The humongous grey whale and the skipjack tuna, though of contradicting sizes, both employ similar propelling mechanisms through water. Pound per pound, however, which of the two animals is most energy efficient? Engineers at Northwestern University have developed a new metric for analyzing such problems and found that the two marine animals are almost just as energy efficient despite the great difference in mass. This newly developed metric, or standard, can be applied to almost any animal, be it marine, terrestrial or flying, as well as anthropocentric machinery, like transportation vehicles. This way, the researchers note, they can understand where a car starts becoming less efficient once it crosses a certain weight barrier and thus design better vehicles.
Whale or tuna: whose muscles are more efficient?
“Our study is about how energy flow changes with size or mass,” said Neelesh A. Patankar, who led the research. “This is good insight to have in the transportation field, whether you are working with cars, ships or planes. What are the limits of how good you can become? Our metric can be used to determine the point where an animal or a vehicle would function most efficiently. We want to know the sweet spot.”
A truck needs more fuel compared to a small car to cover the same distance – everyone knows this this. Likewise, the husky whale consumes more energy to travel the same distance underwater as a tuna. Does it mean that the muscular “engine” propelling the whale is less efficient compared to the tuna or is the higher fuel consumption of the whale an unavoidable consequence of the laws of physics? The whale’s higher fuel consumption is unavoidable, the researchers report, and the engine efficiencies of the whale and tuna are similar.
To reach this conclusion, Patankar and team developed an energy consumption coefficient similarly to the drag coefficient employed in aerospace, which takes into account metabolic rate, muscle mass and physics. The metric was then applied to data of energy consumption by thousands of species of swimming and flying animals, ranging from tiny larval zebrafish to massive mammalian swimmers such as dolphins and whales.
The new metric successfully collapsed energy consumption data on to a single trend with respect to mass — mass that varied almost a trillion times from the smallest to the largest animal. The key idea was not to plot the energy consumption itself versus mass but instead to plot energy consumption normalized by an appropriate scale that accounts for the size of the animal.
“The study helps quench my curiosity about how nature works, but, as an engineer, I also want to see utility,” Patankar said. “The energy consumption coefficient can be an important tool in designing self-propelled underwater vehicles as well as aerial vehicles. And, as a driver, I also would like to know how efficient my car is, information currently not available to me.”

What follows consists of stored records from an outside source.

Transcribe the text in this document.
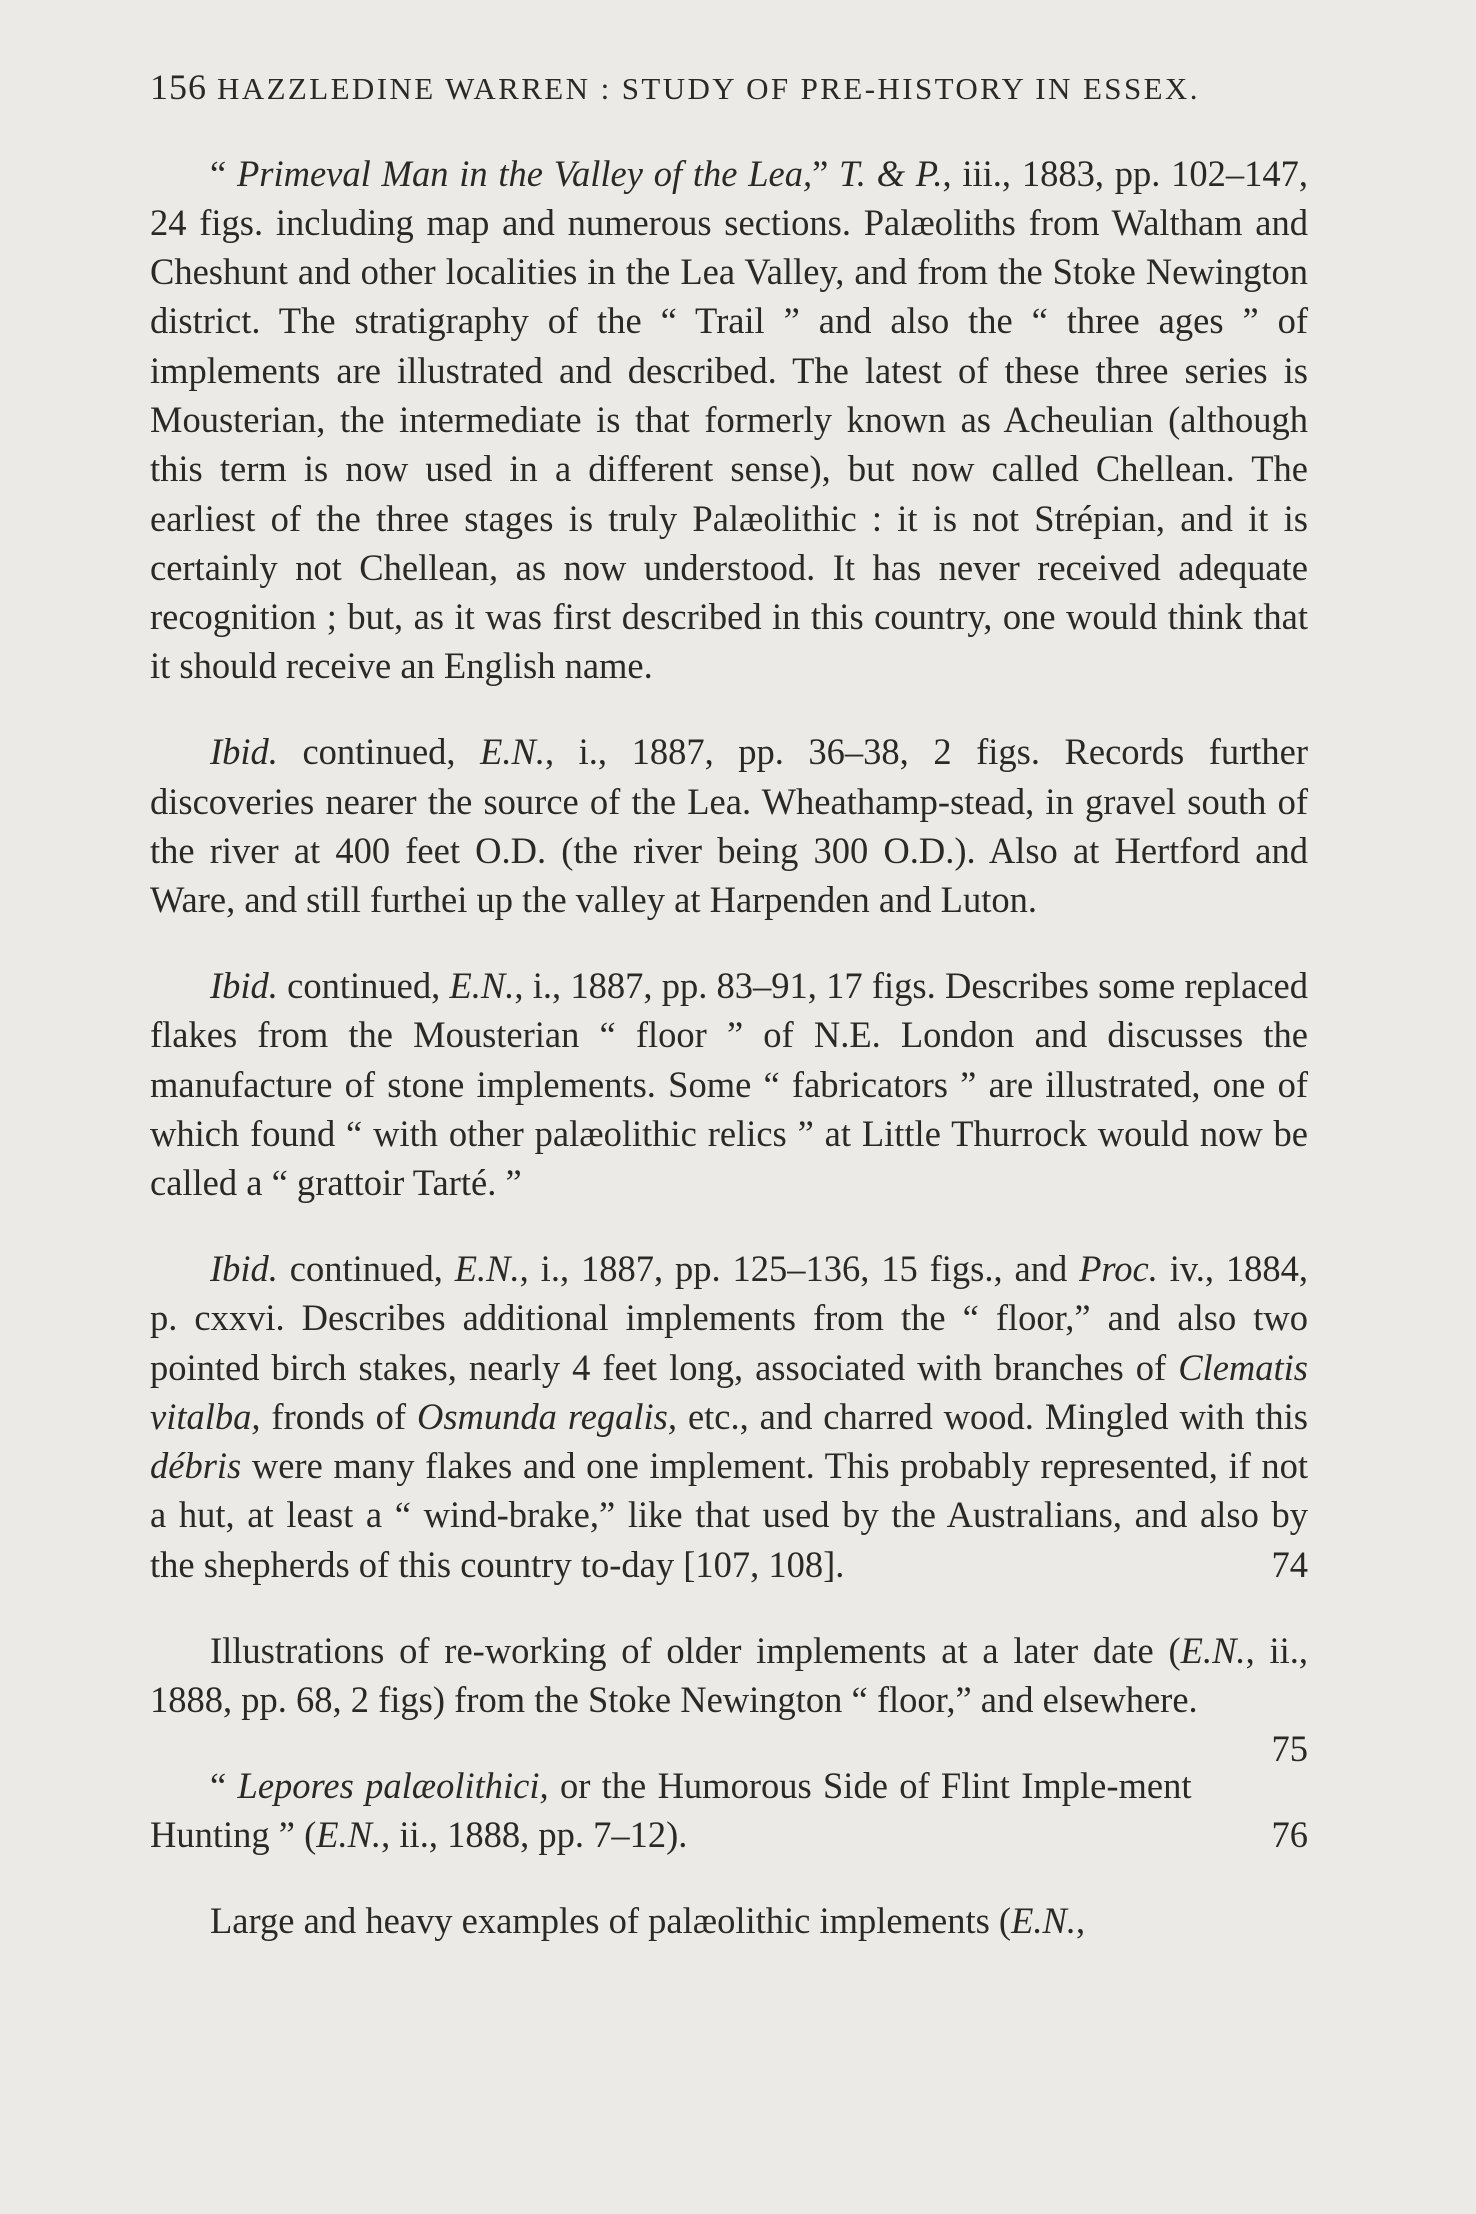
156 HAZZLEDINE WARREN : STUDY OF PRE-HISTORY IN ESSEX.

“ Primeval Man in the Valley of the Lea,” T. & P., iii., 1883, pp. 102–147, 24 figs. including map and numerous sections. Palæoliths from Waltham and Cheshunt and other localities in the Lea Valley, and from the Stoke Newington district. The stratigraphy of the “ Trail ” and also the “ three ages ” of implements are illustrated and described. The latest of these three series is Mousterian, the intermediate is that formerly known as Acheulian (although this term is now used in a different sense), but now called Chellean. The earliest of the three stages is truly Palæolithic : it is not Strépian, and it is certainly not Chellean, as now understood. It has never received adequate recognition ; but, as it was first described in this country, one would think that it should receive an English name.

Ibid. continued, E.N., i., 1887, pp. 36–38, 2 figs. Records further discoveries nearer the source of the Lea. Wheathamp-stead, in gravel south of the river at 400 feet O.D. (the river being 300 O.D.). Also at Hertford and Ware, and still furthei up the valley at Harpenden and Luton.

Ibid. continued, E.N., i., 1887, pp. 83–91, 17 figs. Describes some replaced flakes from the Mousterian “ floor ” of N.E. London and discusses the manufacture of stone implements. Some “ fabricators ” are illustrated, one of which found “ with other palæolithic relics ” at Little Thurrock would now be called a “ grattoir Tarté. ”

Ibid. continued, E.N., i., 1887, pp. 125–136, 15 figs., and Proc. iv., 1884, p. cxxvi. Describes additional implements from the “ floor,” and also two pointed birch stakes, nearly 4 feet long, associated with branches of Clematis vitalba, fronds of Osmunda regalis, etc., and charred wood. Mingled with this débris were many flakes and one implement. This probably represented, if not a hut, at least a “ wind-brake,” like that used by the Australians, and also by the shepherds of this country to-day [107, 108].	74

Illustrations of re-working of older implements at a later date (E.N., ii., 1888, pp. 68, 2 figs) from the Stoke Newington “ floor,” and elsewhere.
75

“ Lepores palæolithici, or the Humorous Side of Flint Imple-ment Hunting ” (E.N., ii., 1888, pp. 7–12).	76

Large and heavy examples of palæolithic implements (E.N.,
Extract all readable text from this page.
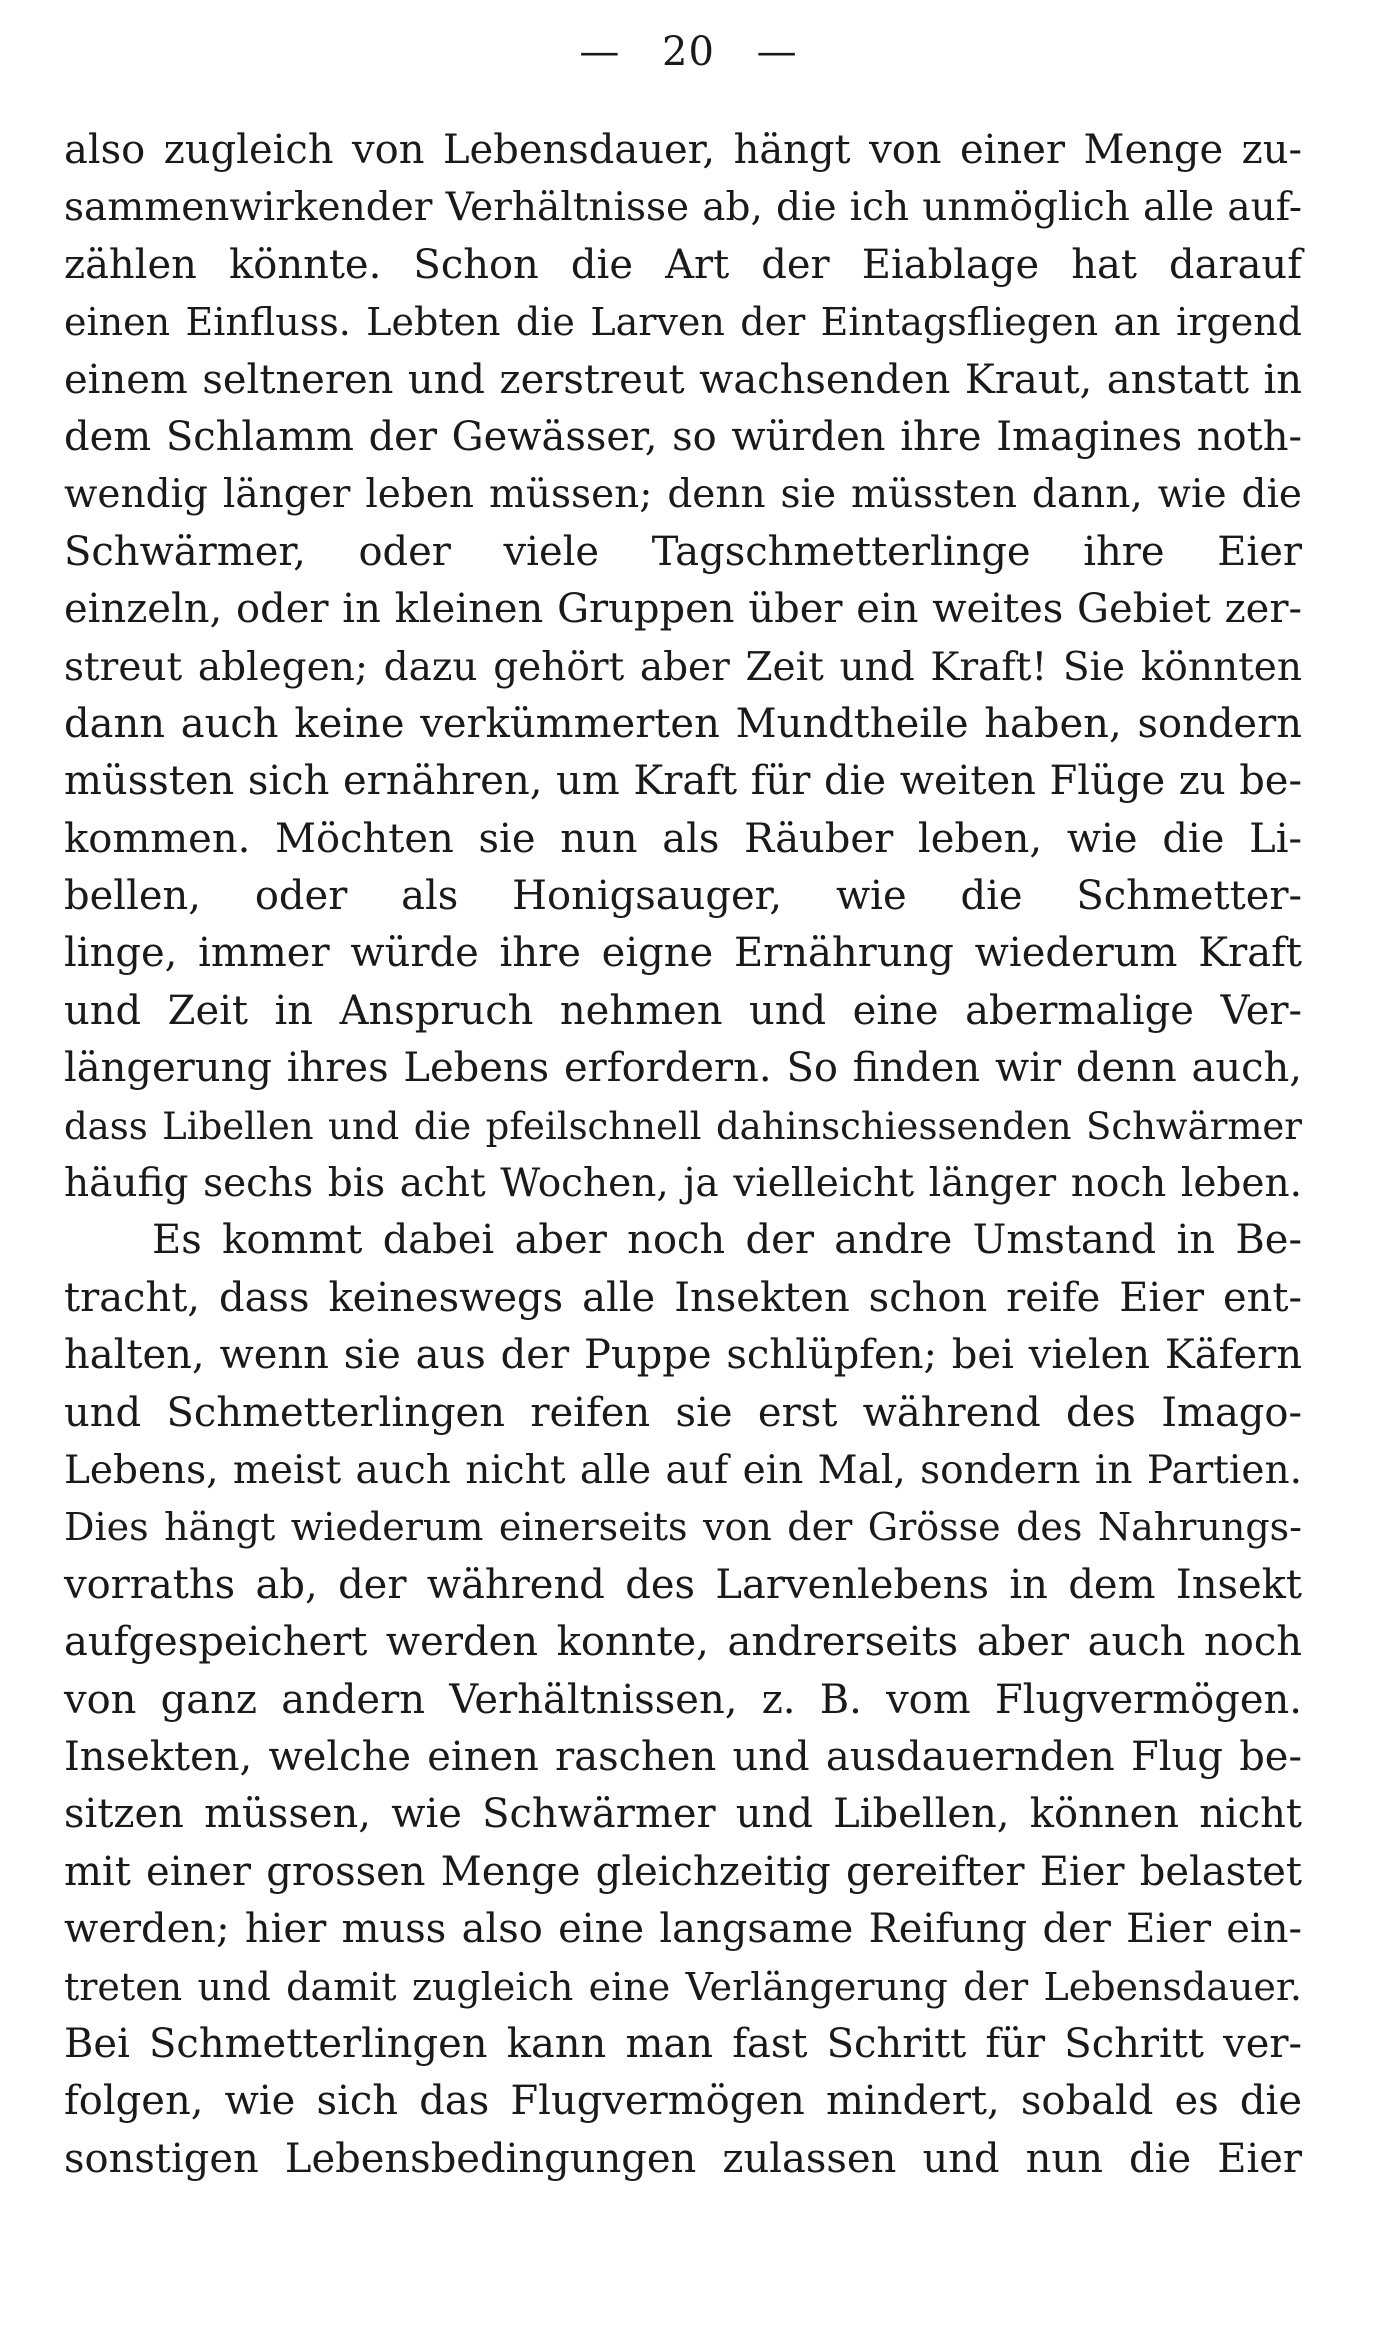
— 20 —
also zugleich von Lebensdauer, hängt von einer Menge zu-
sammenwirkender Verhältnisse ab, die ich unmöglich alle auf-
zählen könnte. Schon die Art der Eiablage hat darauf
einen Einfluss. Lebten die Larven der Eintagsfliegen an irgend
einem seltneren und zerstreut wachsenden Kraut, anstatt in
dem Schlamm der Gewässer, so würden ihre Imagines noth-
wendig länger leben müssen; denn sie müssten dann, wie die
Schwärmer, oder viele Tagschmetterlinge ihre Eier
einzeln, oder in kleinen Gruppen über ein weites Gebiet zer-
streut ablegen; dazu gehört aber Zeit und Kraft! Sie könnten
dann auch keine verkümmerten Mundtheile haben, sondern
müssten sich ernähren, um Kraft für die weiten Flüge zu be-
kommen. Möchten sie nun als Räuber leben, wie die Li-
bellen, oder als Honigsauger, wie die Schmetter-
linge, immer würde ihre eigne Ernährung wiederum Kraft
und Zeit in Anspruch nehmen und eine abermalige Ver-
längerung ihres Lebens erfordern. So finden wir denn auch,
dass Libellen und die pfeilschnell dahinschiessenden Schwärmer
häufig sechs bis acht Wochen, ja vielleicht länger noch leben.
Es kommt dabei aber noch der andre Umstand in Be-
tracht, dass keineswegs alle Insekten schon reife Eier ent-
halten, wenn sie aus der Puppe schlüpfen; bei vielen Käfern
und Schmetterlingen reifen sie erst während des Imago-
Lebens, meist auch nicht alle auf ein Mal, sondern in Partien.
Dies hängt wiederum einerseits von der Grösse des Nahrungs-
vorraths ab, der während des Larvenlebens in dem Insekt
aufgespeichert werden konnte, andrerseits aber auch noch
von ganz andern Verhältnissen, z. B. vom Flugvermögen.
Insekten, welche einen raschen und ausdauernden Flug be-
sitzen müssen, wie Schwärmer und Libellen, können nicht
mit einer grossen Menge gleichzeitig gereifter Eier belastet
werden; hier muss also eine langsame Reifung der Eier ein-
treten und damit zugleich eine Verlängerung der Lebensdauer.
Bei Schmetterlingen kann man fast Schritt für Schritt ver-
folgen, wie sich das Flugvermögen mindert, sobald es die
sonstigen Lebensbedingungen zulassen und nun die Eier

The new Northwestern metric for efficiency that enabled this comparison could be extremely useful in designing underwater vehicles — such as those used to study fragile coral reefs, repair damaged deep-sea oil rigs or investigate sunken ships — to be as efficient and agile as a real fish. Of course, motor vehicles design could also benefit from the findings reported in the journal Proceedings of the National Academy of Sciences (PNAS).